Green Burnout: Sustainability Workers and Climate Activists Are Quietly Falling Apart
Photo: Christopher Welsch Leveroni on Pexels.
There is an uncomfortable irony at the heart of the sustainability sector. Amidst rapidly changing landscapes, the professionals dedicating their careers to building a healthier world are themselves quietly breaking down. Green burnout, a form of occupational exhaustion specific to those engaged in climate and environmental work, is spreading through the sustainability workforce.
Green Burnout Amidst the Changing World
A study from 2024 conducted by Oxford Brookes Business School found that 62% of sustainability professionals experienced burnout related to their work over the past year. Concerningly, 69% reported that their organizations were not adequately equipping them with the skills to cope. Meanwhile, a 2025 study examining disengagement among climate activists within the Extinction Rebellion identified burnout as one of the three core themes.
These are not numbers from a struggling fringe. They represent the mainstream of a sector the world is counting on to deliver change.

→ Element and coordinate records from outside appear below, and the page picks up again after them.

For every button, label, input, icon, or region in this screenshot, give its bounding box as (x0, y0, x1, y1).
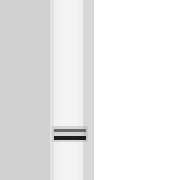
FancyBboxPatch shape (94, 0, 180, 180)
Text: —35kd: —35kd (95, 53, 130, 64)
Text: —55kd: —55kd (95, 100, 130, 110)
FancyBboxPatch shape (54, 0, 83, 180)
Text: —40kd: —40kd (95, 73, 130, 83)
Text: —70kd: —70kd (95, 127, 130, 137)
FancyBboxPatch shape (54, 129, 86, 132)
Text: —100kd: —100kd (95, 160, 136, 170)
Text: —25kd: —25kd (95, 19, 130, 29)
FancyBboxPatch shape (0, 0, 94, 180)
FancyBboxPatch shape (60, 0, 77, 180)
FancyBboxPatch shape (0, 0, 50, 180)
FancyBboxPatch shape (52, 126, 88, 142)
FancyBboxPatch shape (83, 0, 94, 180)
FancyBboxPatch shape (54, 136, 86, 140)
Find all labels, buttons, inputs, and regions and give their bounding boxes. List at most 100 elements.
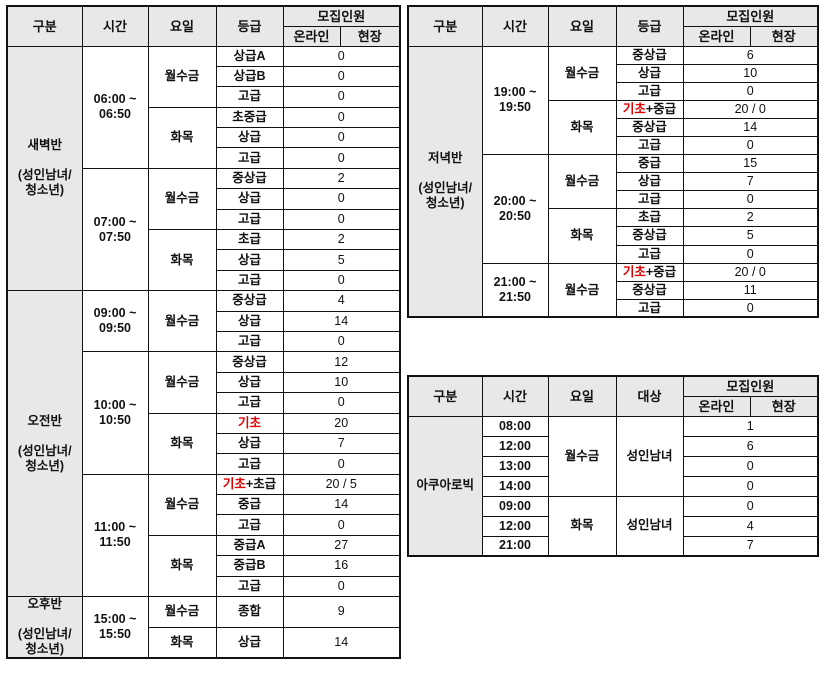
recruit-count: 9 bbox=[282, 596, 401, 628]
table-row: 화목 상급 14 bbox=[7, 626, 401, 659]
grade-cell: 중상급 bbox=[615, 280, 684, 300]
grade-cell: 기초 bbox=[215, 412, 284, 434]
header-online: 온라인 bbox=[282, 25, 341, 47]
recruit-count: 0 bbox=[682, 135, 819, 156]
table-row: 고급 0 bbox=[7, 330, 401, 353]
recruit-count: 0 bbox=[282, 330, 401, 353]
grade-label: +중급 bbox=[645, 264, 677, 279]
header-category: 구분 bbox=[407, 375, 483, 417]
recruit-count: 7 bbox=[682, 535, 819, 557]
schedule-table-evening: 구분 시간 요일 등급 모집인원 온라인 현장 저녁반 (성인남녀/ 청소년) 19:00 ~ 1… bbox=[407, 5, 819, 319]
time-cell: 09:00 ~ 09:50 bbox=[81, 290, 149, 353]
grade-cell: 상급 bbox=[215, 310, 284, 332]
table-row: 14:00 0 bbox=[408, 475, 819, 497]
recruit-count: 6 bbox=[682, 435, 819, 457]
recruit-count: 14 bbox=[282, 494, 401, 516]
recruit-count: 2 bbox=[682, 208, 819, 228]
section-target: (성인남녀/ 청소년) bbox=[17, 443, 72, 473]
table-row: 화목 기초 20 bbox=[7, 412, 401, 475]
grade-cell: 상급 bbox=[215, 249, 284, 271]
recruit-count: 0 bbox=[282, 127, 401, 149]
recruit-count: 0 bbox=[282, 392, 401, 414]
day-cell: 월수금 bbox=[147, 473, 217, 536]
grade-cell: 초중급 bbox=[215, 106, 284, 129]
grade-cell: 중상급 bbox=[615, 226, 684, 246]
header-grade: 등급 bbox=[215, 5, 284, 47]
recruit-count: 0 bbox=[282, 188, 401, 210]
grade-label: 상급 bbox=[637, 65, 661, 80]
header-row: 구분 시간 요일 등급 모집인원 bbox=[407, 5, 819, 47]
time-cell: 08:00 bbox=[481, 415, 549, 437]
recruit-count: 11 bbox=[682, 280, 819, 300]
grade-cell: 고급 bbox=[215, 330, 284, 353]
header-recruit: 모집인원 bbox=[682, 375, 819, 397]
grade-cell: 기초+중급 bbox=[615, 262, 684, 282]
recruit-count: 0 bbox=[682, 495, 819, 517]
time-cell: 20:00 ~ 20:50 bbox=[481, 154, 549, 264]
section-name: 오후반 bbox=[27, 597, 62, 612]
grade-label: 고급 bbox=[637, 300, 661, 315]
grade-cell: 중상급 bbox=[215, 167, 284, 190]
grade-label: 상급 bbox=[237, 313, 261, 328]
day-cell: 화목 bbox=[547, 208, 617, 264]
table-row: 20:00 ~ 20:50 월수금 중급 15 bbox=[408, 154, 819, 264]
time-cell: 11:00 ~ 11:50 bbox=[81, 473, 149, 598]
grade-label: 종합 bbox=[237, 604, 261, 619]
header-category: 구분 bbox=[6, 5, 83, 47]
grade-label: 중급A bbox=[233, 538, 266, 553]
grade-label: 고급 bbox=[237, 211, 261, 226]
grade-cell: 상급B bbox=[215, 65, 284, 88]
recruit-count: 14 bbox=[282, 310, 401, 332]
section-cell: 저녁반 (성인남녀/ 청소년) bbox=[407, 45, 483, 318]
table-row: 21:00 7 bbox=[408, 535, 819, 557]
section-cell: 오전반 (성인남녀/ 청소년) bbox=[6, 290, 83, 598]
grade-label: 중상급 bbox=[232, 354, 267, 369]
grade-label: 고급 bbox=[237, 150, 261, 165]
recruit-count: 5 bbox=[282, 249, 401, 271]
time-cell: 07:00 ~ 07:50 bbox=[81, 167, 149, 292]
grade-cell: 고급 bbox=[215, 514, 284, 536]
section-target: (성인남녀/ 청소년) bbox=[418, 181, 473, 211]
table-row: 아쿠아로빅 08:00 월수금 성인남녀 1 bbox=[407, 415, 819, 557]
grade-label: 상급 bbox=[237, 374, 261, 389]
grade-cell: 고급 bbox=[215, 147, 284, 169]
grade-label: 중급 bbox=[237, 497, 261, 512]
time-cell: 21:00 bbox=[481, 535, 549, 557]
header-time: 시간 bbox=[81, 5, 149, 47]
day-cell: 월수금 bbox=[547, 154, 617, 210]
recruit-count: 20 / 0 bbox=[682, 99, 819, 119]
recruit-count: 0 bbox=[682, 244, 819, 264]
table-row: 고급 0 bbox=[7, 575, 401, 598]
grade-label: 상급 bbox=[237, 252, 261, 267]
header-day: 요일 bbox=[147, 5, 217, 47]
section-cell: 새벽반 (성인남녀/ 청소년) bbox=[6, 45, 83, 292]
grade-cell: 중급 bbox=[615, 154, 684, 174]
grade-label: 초급 bbox=[637, 210, 661, 225]
grade-label: +중급 bbox=[645, 101, 677, 116]
time-cell: 12:00 bbox=[481, 435, 549, 457]
table-row: 오후반 (성인남녀/ 청소년) 15:00 ~ 15:50 월수금 종합 9 bbox=[6, 596, 401, 659]
day-cell: 월수금 bbox=[147, 45, 217, 108]
header-row: 온라인 현장 bbox=[7, 25, 401, 47]
day-cell: 화목 bbox=[147, 412, 217, 475]
grade-label: 상급 bbox=[237, 130, 261, 145]
grade-cell: 중급 bbox=[215, 494, 284, 516]
table-row: 상급 0 bbox=[7, 127, 401, 149]
grade-cell: 상급 bbox=[615, 63, 684, 83]
table-row: 새벽반 (성인남녀/ 청소년) 06:00 ~ 06:50 월수금 상급A 0 bbox=[6, 45, 401, 292]
header-time: 시간 bbox=[481, 375, 549, 417]
table-row: 화목 초급 2 bbox=[408, 208, 819, 264]
grade-cell: 상급 bbox=[215, 127, 284, 149]
table-row: 중상급 14 bbox=[408, 117, 819, 137]
recruit-count: 0 bbox=[282, 514, 401, 536]
grade-label: 상급 bbox=[237, 191, 261, 206]
recruit-count: 0 bbox=[282, 575, 401, 598]
recruit-count: 10 bbox=[682, 63, 819, 83]
table-row: 화목 초중급 0 bbox=[7, 106, 401, 169]
time-cell: 14:00 bbox=[481, 475, 549, 497]
day-cell: 화목 bbox=[147, 229, 217, 292]
grade-highlight: 기초 bbox=[622, 101, 646, 116]
grade-label: 중상급 bbox=[632, 282, 667, 297]
table-row: 고급 0 bbox=[7, 208, 401, 231]
grade-cell: 상급 bbox=[215, 371, 284, 394]
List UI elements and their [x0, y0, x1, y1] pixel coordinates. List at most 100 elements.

Climate scientists and activists are likely to experience severe burnout and despair about the lack of progress toward sustainability, alongside eco-grief and anxiety. Their condition stems from witnessing environmental destruction unfold in real time around the world. For those doing this work professionally, that emotional exposure is not occasional. It is the daily backdrop of every assignment, meeting, report, and deadline.
Distinct, Yet Familiar
Green burnout carries a distinct profile from general workplace stress and burnout. More likely, it resembles something the activism and NGO world has been grappling with. Research published in 2025 in the journal Healthcare found that activist burnout in climate justice contexts bears close similarity to burnout in the helping professions, with stress and cynicism building over time until individuals reach a breaking point.
Nonprofit and NGO workers consistently rank among the most burned-out professionals globally. In fact, they topped sector burnout charts both in 2019 and again in 2025. The Center for Effective Philanthropy’s State of Nonprofits 2024 report found that 95% of nonprofit leaders were concerned about staff burnout. In fact, 75% said it was already impacting their organization’s ability to achieve its mission.
As the planet gets hotter and climate change impacts worsen, green burnout is no surprise. The pressures are rising, and sustainability workers are in constant exposure to eco-grief and eco-anxiety triggers. They are grappling with the sense that they cannot move the needle in time while bearing the existential weight of working on a crisis with no clear finish line.
The Structural Problems Behind the Personal Toll
Activists and NGO workers admit to several reasons among their burnout and, eventually, disengagement. They have mentioned underpayment, understaffing, emotionally demanding work, and a gap between the urgency of the mission and the resources available to carry it out.
Among nonprofit leaders who flagged burnout as their top concern, 62% cited funding challenges and increasing demand for services as the two key drivers behind the crisis. They are expanding in public importance and shrinking in internal support simultaneously.
Sustainability workers are operating inside the same structural reality. More than six in ten sustainability professionals reported experiencing burnout within the year. The survey identified understaffing and a lack of support for developing critical skills identified as the primary drivers. The sector is being asked to do more with fewer people and less emotional scaffolding than the work demands.
However, green burnout goes even deeper. Beyond workload and support, green burnout is also driven by isolation. Day by day, climate activists and sustainability professionals work carrying the sense that the systems they are working within are fundamentally misaligned with the urgency of the problem.
Addressing Green Burnout
The sustainability sector cannot afford to keep burning through the people trying to create a better world for people and the planet. The work is too urgent and the talent too scarce to treat green burnout as anything less than a structural crisis.
Practitioners in the nonprofit space underscore that burnout thrives in isolation. So, they recommend connection to peers and leadership that can interrupt its escalation before it reaches the point of departure. They point specifically toward peer debriefing spaces and proactive manager check-ins as meaningful interventions.
Research from Harvard Business School reinforces this. It highlights how psychological safety, the ability of workers to speak up without fear of retribution, is one of the most powerful buffers against burnout. This is particularly true in high-pressure environments operating under resource constraints.
Additionally, the Yale Program on Climate Change Communication recommends actively prioritizing the mental health of workers in sustainability-related organizations. This includes building structures that allow negative emotions to be acknowledged rather than suppressed and fostering community as a core organizational practice rather than a side benefit.
Ultimately, placing all the burden on individual workers to adapt their way through an unsustainable situation does not work. Organizations need to build the conditions that make sustained engagement possible, helping each other toward a better future for all.